【柳家紫文著、海竜社発行】
著者柳家紫文は三味線演奏家として歌舞伎座などに出演後、1995年に柳家紫朝に弟子入りし演芸に転向。その傍ら、全国各地で都々逸講座を開くなど都々逸の普及に努めてきた。著書に『紫文式 都々逸のススメ』など。都々逸の基本形は「七・七・七・五」。江戸時代の終わりに都々逸坊扇歌という芸人が寄席ではやらせたため「都々逸」と呼ばれるようになったという。

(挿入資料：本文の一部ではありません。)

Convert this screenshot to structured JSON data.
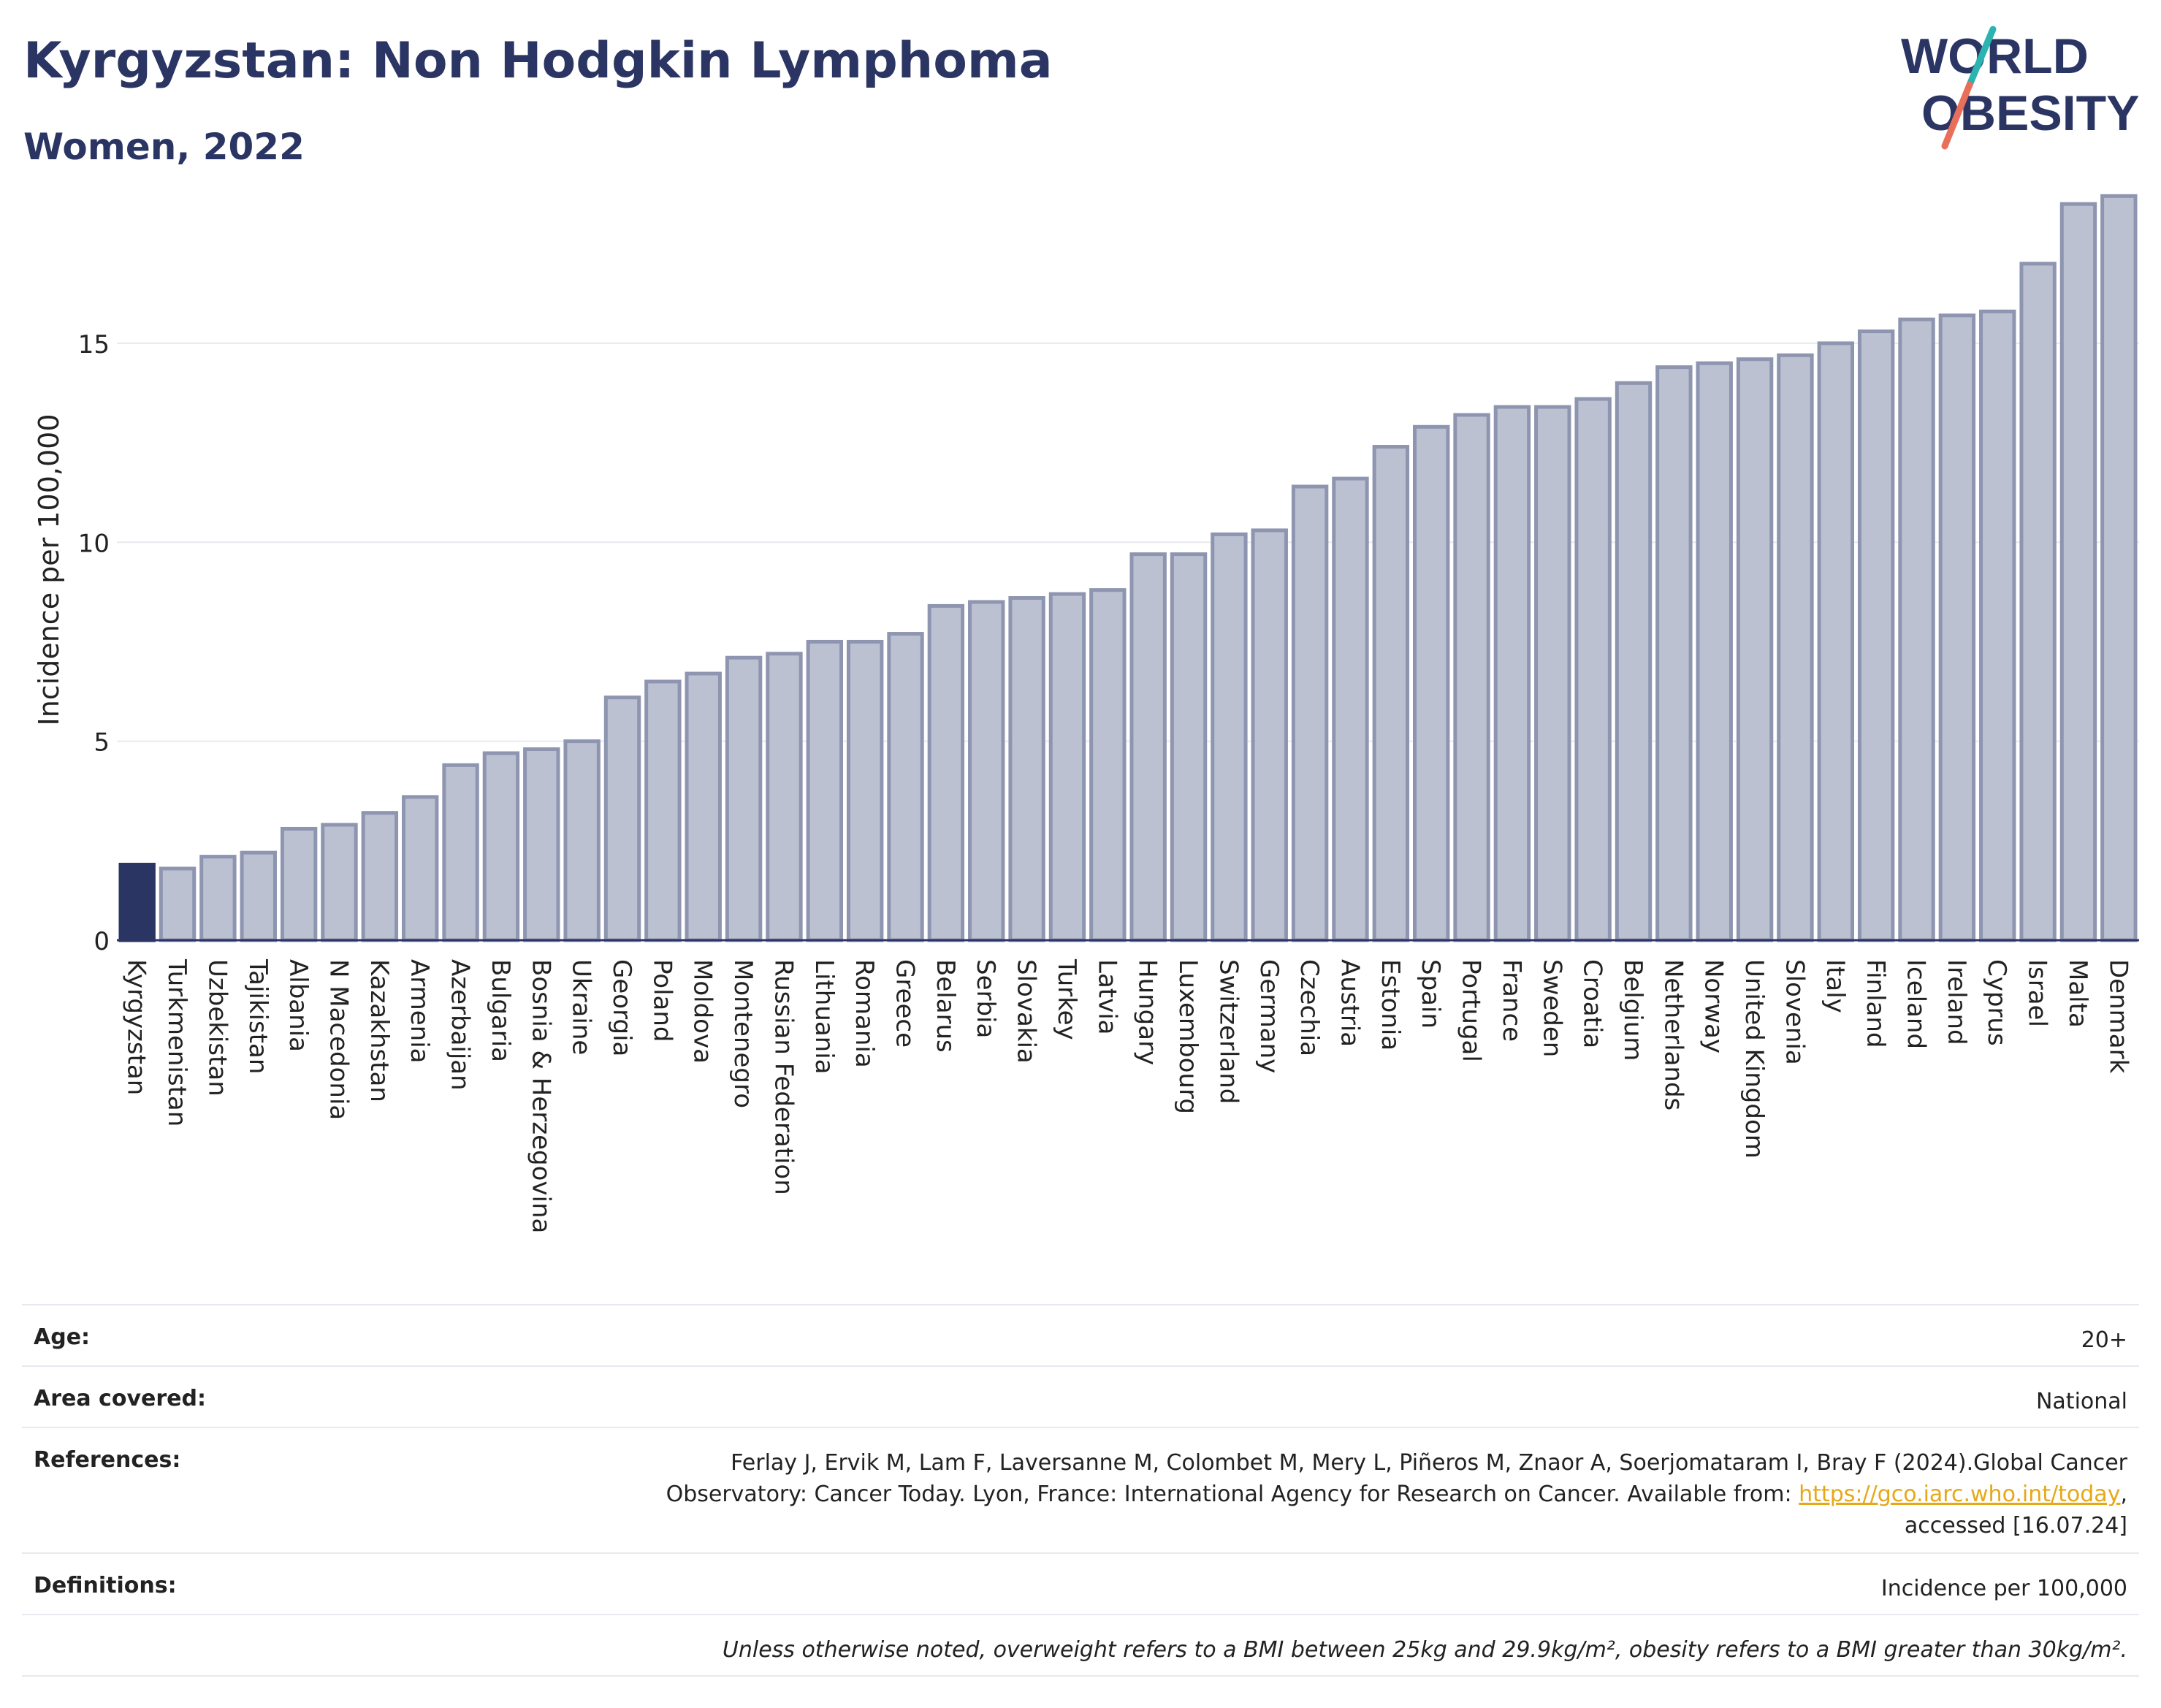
{
  "header": {
    "title": "Kyrgyzstan: Non Hodgkin Lymphoma",
    "subtitle": "Women, 2022",
    "logo_word1": "WORLD",
    "logo_word2": "OBESITY"
  },
  "colors": {
    "highlight": "#2b3563",
    "bar": "#bcc1d1",
    "bar_stroke": "#8e95b0",
    "text": "#2b3563",
    "link": "#e6a817",
    "logo_slash_top": "#2bb3b1",
    "logo_slash_bottom": "#e8705a"
  },
  "chart_data": {
    "type": "bar",
    "title": "",
    "xlabel": "",
    "ylabel": "Incidence per 100,000",
    "ylim": [
      0,
      19
    ],
    "yticks": [
      0,
      5,
      10,
      15
    ],
    "grid": true,
    "highlight": "Kyrgyzstan",
    "categories": [
      "Kyrgyzstan",
      "Turkmenistan",
      "Uzbekistan",
      "Tajikistan",
      "Albania",
      "N Macedonia",
      "Kazakhstan",
      "Armenia",
      "Azerbaijan",
      "Bulgaria",
      "Bosnia & Herzegovina",
      "Ukraine",
      "Georgia",
      "Poland",
      "Moldova",
      "Montenegro",
      "Russian Federation",
      "Lithuania",
      "Romania",
      "Greece",
      "Belarus",
      "Serbia",
      "Slovakia",
      "Turkey",
      "Latvia",
      "Hungary",
      "Luxembourg",
      "Switzerland",
      "Germany",
      "Czechia",
      "Austria",
      "Estonia",
      "Spain",
      "Portugal",
      "France",
      "Sweden",
      "Croatia",
      "Belgium",
      "Netherlands",
      "Norway",
      "United Kingdom",
      "Slovenia",
      "Italy",
      "Finland",
      "Iceland",
      "Ireland",
      "Cyprus",
      "Israel",
      "Malta",
      "Denmark"
    ],
    "values": [
      1.9,
      1.8,
      2.1,
      2.2,
      2.8,
      2.9,
      3.2,
      3.6,
      4.4,
      4.7,
      4.8,
      5.0,
      6.1,
      6.5,
      6.7,
      7.1,
      7.2,
      7.5,
      7.5,
      7.7,
      8.4,
      8.5,
      8.6,
      8.7,
      8.8,
      9.7,
      9.7,
      10.2,
      10.3,
      11.4,
      11.6,
      12.4,
      12.9,
      13.2,
      13.4,
      13.4,
      13.6,
      14.0,
      14.4,
      14.5,
      14.6,
      14.7,
      15.0,
      15.3,
      15.6,
      15.7,
      15.8,
      17.0,
      18.5,
      18.7
    ]
  },
  "info": {
    "age_label": "Age:",
    "age_value": "20+",
    "area_label": "Area covered:",
    "area_value": "National",
    "references_label": "References:",
    "references_text": "Ferlay J, Ervik M, Lam F, Laversanne M, Colombet M, Mery L, Piñeros M, Znaor A, Soerjomataram I, Bray F (2024).Global Cancer Observatory: Cancer Today. Lyon, France: International Agency for Research on Cancer. Available from:",
    "references_link": "https://gco.iarc.who.int/today",
    "references_suffix": ", accessed [16.07.24]",
    "definitions_label": "Definitions:",
    "definitions_value": "Incidence per 100,000",
    "note": "Unless otherwise noted, overweight refers to a BMI between 25kg and 29.9kg/m², obesity refers to a BMI greater than 30kg/m²."
  }
}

「立てば芍薬 座れば牡丹 歩く姿は 百合の花」。最初に出てきたのがこの有名な文句。えっ、これが都々逸? 続いて「ざんぎり頭を 叩いてみれば 文明開花の 音がする」。少し遠い存在のように思えていた都々逸が、意外と身近なことにびっくり。「人生の機微が乙に洒脱に『二十六文字』の中に表されており、そのエッセンスは現代を生きる私たちも深く共感し思わずうなずいてしまうものばかりです」(『はじめに』から)。

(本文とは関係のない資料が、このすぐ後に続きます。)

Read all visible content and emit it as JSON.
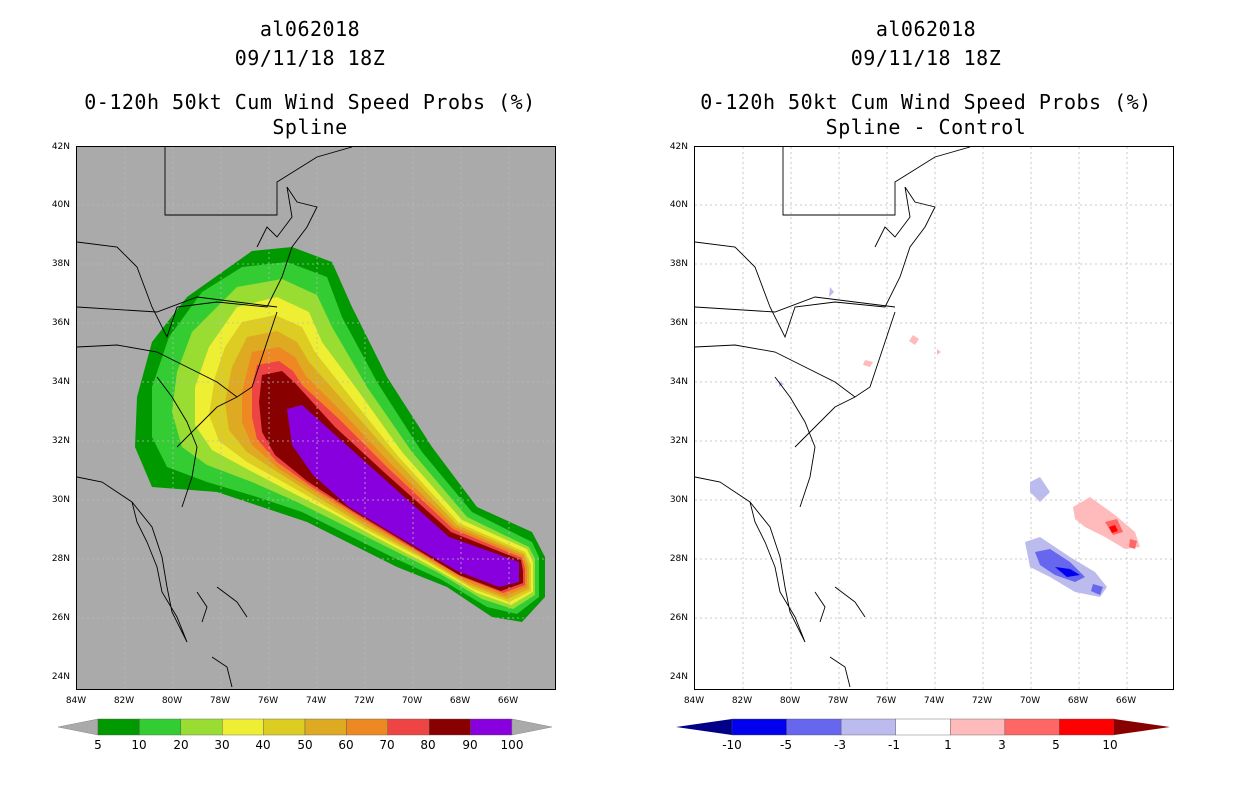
{
  "left_panel": {
    "storm_id": "al062018",
    "datetime": "09/11/18 18Z",
    "product": "0-120h 50kt Cum Wind Speed Probs (%)",
    "subtitle": "Spline"
  },
  "right_panel": {
    "storm_id": "al062018",
    "datetime": "09/11/18 18Z",
    "product": "0-120h 50kt Cum Wind Speed Probs (%)",
    "subtitle": "Spline - Control"
  },
  "lat_labels": [
    "42N",
    "40N",
    "38N",
    "36N",
    "34N",
    "32N",
    "30N",
    "28N",
    "26N",
    "24N"
  ],
  "lon_labels": [
    "84W",
    "82W",
    "80W",
    "78W",
    "76W",
    "74W",
    "72W",
    "70W",
    "68W",
    "66W"
  ],
  "left_colorbar": {
    "labels": [
      "5",
      "10",
      "20",
      "30",
      "40",
      "50",
      "60",
      "70",
      "80",
      "90",
      "100"
    ],
    "colors": [
      "#009900",
      "#33cc33",
      "#99dd33",
      "#eeee33",
      "#ddcc22",
      "#ddaa22",
      "#ee8822",
      "#ee4444",
      "#880000",
      "#8800dd"
    ]
  },
  "right_colorbar": {
    "labels": [
      "-10",
      "-5",
      "-3",
      "-1",
      "1",
      "3",
      "5",
      "10"
    ],
    "colors": [
      "#000088",
      "#0000ee",
      "#6666ee",
      "#bbbbee",
      "#ffffff",
      "#ffbbbb",
      "#ff6666",
      "#ff0000",
      "#880000"
    ]
  },
  "colors": {
    "background_left": "#aaaaaa",
    "background_right": "#ffffff",
    "grid": "#bbbbbb"
  }
}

序章「知っておきたい名作都々逸」のトップバッターは「惚れた数から 振られた数を 引けば女房が 残るだけ」。続く「三千世界の 鴉(からす)を殺し 主(ぬし)と朝寝が してみたい」はあの高杉晋作の作とか。1~4章から印象に残ったものを以下に列挙――。「ガキの頃から イロハを習い ハの字を忘れて イロばかり」「三味線の 三の糸ほど 苦労をさせて いまさら切るとは ばちあたり」「こぼれ松葉を あれ見やしゃんせ 枯れて落ちても 二人連れ」「案ずるな 炊事洗濯 それだけできりゃ きっと見つかる 婿の口」「親の意見と なすびの花は 千にひとつの 無駄もない」
各章の間に「コラム」を挟む。それによると「全国の民謡の80%以上は七・七・七・五で都々逸と同じ」とか。歌謡曲にも多いとして、「リンゴの唄」「無法松の一生」「高校三年生」などを挙げる。落語の中に登場するのは「医者の頭に 雀がとまる とまるはずだよ ヤブじゃもの」「落語家殺すにゃ 刃物はいらぬ あくび一つで 即死する」などなど。最後のコラムは「寅さんだって、七・七・七・五」。フーテンの寅さんの口上は「けっこう毛だらけ 猫灰だらけ 尻のまわりは クソだらけ たいしたもんだよ 蛙の小便 見上げたもんだよ 屋根屋の褌……」。